More than 6 million vehicle crashes occur in the United States each year, resulting in more than 35,000 deaths and 2 million injuries, according to the report. A recent rise in fatalities over the last few years has largely been attributed to human error, such as distracted driving and speeding. Driverless technology has the potential to significantly reduce those numbers. Existing limited automated technology such as electronic stability control has already led to fewer deaths, and some estimates predict that fully driverless cars will result in a 90 percent reduction in crashes.

But the introduction of robot cars raises many questions—from how to structure insurance to urban design to cybersecurity. It also raises questions about who will be responsible when the technology malfunctions and a person is injured or killed. What if the vehicle is not fully autonomous? Does a human driver have a responsibility to take over, and what is reasonable to expect people to do if they haven’t been paying attention because the car was in control? What if a specific technological component or line of code cannot be identified as the cause of the crash, making it impossible to assign fault to a particular party?

AAJ’s report delves into different approaches to a liability framework and the potential obstacles of each. No-fault insurance, for example, has been proposed to fill the compensation gap when product manufacturers rather than individual drivers are responsible for crashes. But the report explains that when states implemented no-fault auto insurance, it led to higher premiums, negligent drivers not being held responsible, and inadequate compensation for seriously injured people. Other proposed alternatives to liability include allowing the automotive industry to regulate itself—by setting its own standards and certifying that it has met those standards—and manufacturer immunity with a compensation fund for injured parties.

But the report points out that none of these liability alternatives sufficiently protects consumers, and that they are unlikely to adequately compensate someone who is injured by a robot car. Instead, the civil justice system is well-positioned to deal with these issues.
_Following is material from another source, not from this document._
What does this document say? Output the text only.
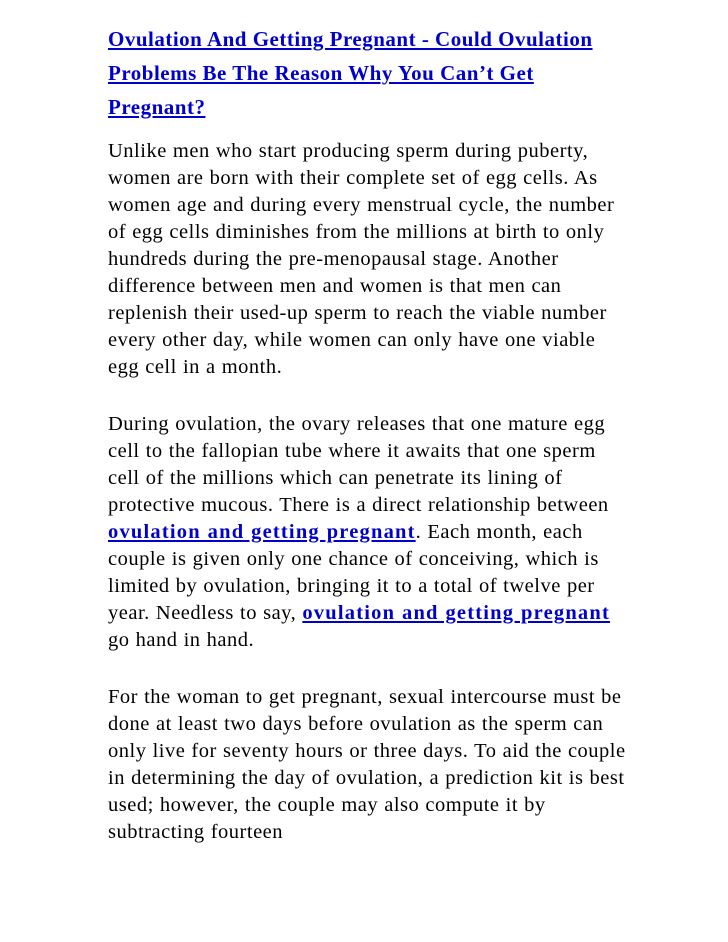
Ovulation And Getting Pregnant - Could Ovulation Problems Be The Reason Why You Can’t Get Pregnant?

Unlike men who start producing sperm during puberty, women are born with their complete set of egg cells. As women age and during every menstrual cycle, the number of egg cells diminishes from the millions at birth to only hundreds during the pre-menopausal stage. Another difference between men and women is that men can replenish their used-up sperm to reach the viable number every other day, while women can only have one viable egg cell in a month.

During ovulation, the ovary releases that one mature egg cell to the fallopian tube where it awaits that one sperm cell of the millions which can penetrate its lining of protective mucous. There is a direct relationship between ovulation and getting pregnant. Each month, each couple is given only one chance of conceiving, which is limited by ovulation, bringing it to a total of twelve per year. Needless to say, ovulation and getting pregnant go hand in hand.

For the woman to get pregnant, sexual intercourse must be done at least two days before ovulation as the sperm can only live for seventy hours or three days. To aid the couple in determining the day of ovulation, a prediction kit is best used; however, the couple may also compute it by subtracting fourteen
Courts have confronted innovation and new theories of liability before and have been able to adapt—from automatic elevators to industrial robots. Strict liability is one framework that may work best in this scenario. The report says this would allow for injured people to be compensated, ensure that manufacturers are accountable, encourage consumer willingness to adopt robot cars because they know they will be protected, and encourage manufacturer innovation because the expectations will be clear.

“Every time a new auto technology has been introduced, the civil justice system has played a key role in ensuring its safety,” said AAJ President Julie Braman Kane. “Robot cars show tremendous promise for saving lives, but policymakers must ensure that when a robot car crashes, the injured, the families of those killed, or taxpayers don’t get stuck with the bill for the manufacturer’s failing.”

Washington, D.C., attorney Christopher Nace noted that trial lawyers must be on the forefront of protecting people who have been harmed and ensuring that companies are accountable. “Trial lawyers need to face this technology like they always have: as advocates for those harmed through no fault of their own. Our civil justice system has dealt with new and emerging technologies for generations. There is no reason the courts will not continue to do so. But trial lawyers need to be vigilant and aggressive in assuring that courts do not place higher burdens on victims just because the technology is new. In fact, the manufacturers and distributors of these driverless cars need to be held to a much higher standard, particularly as they test these vehicles throughout the country,” he said.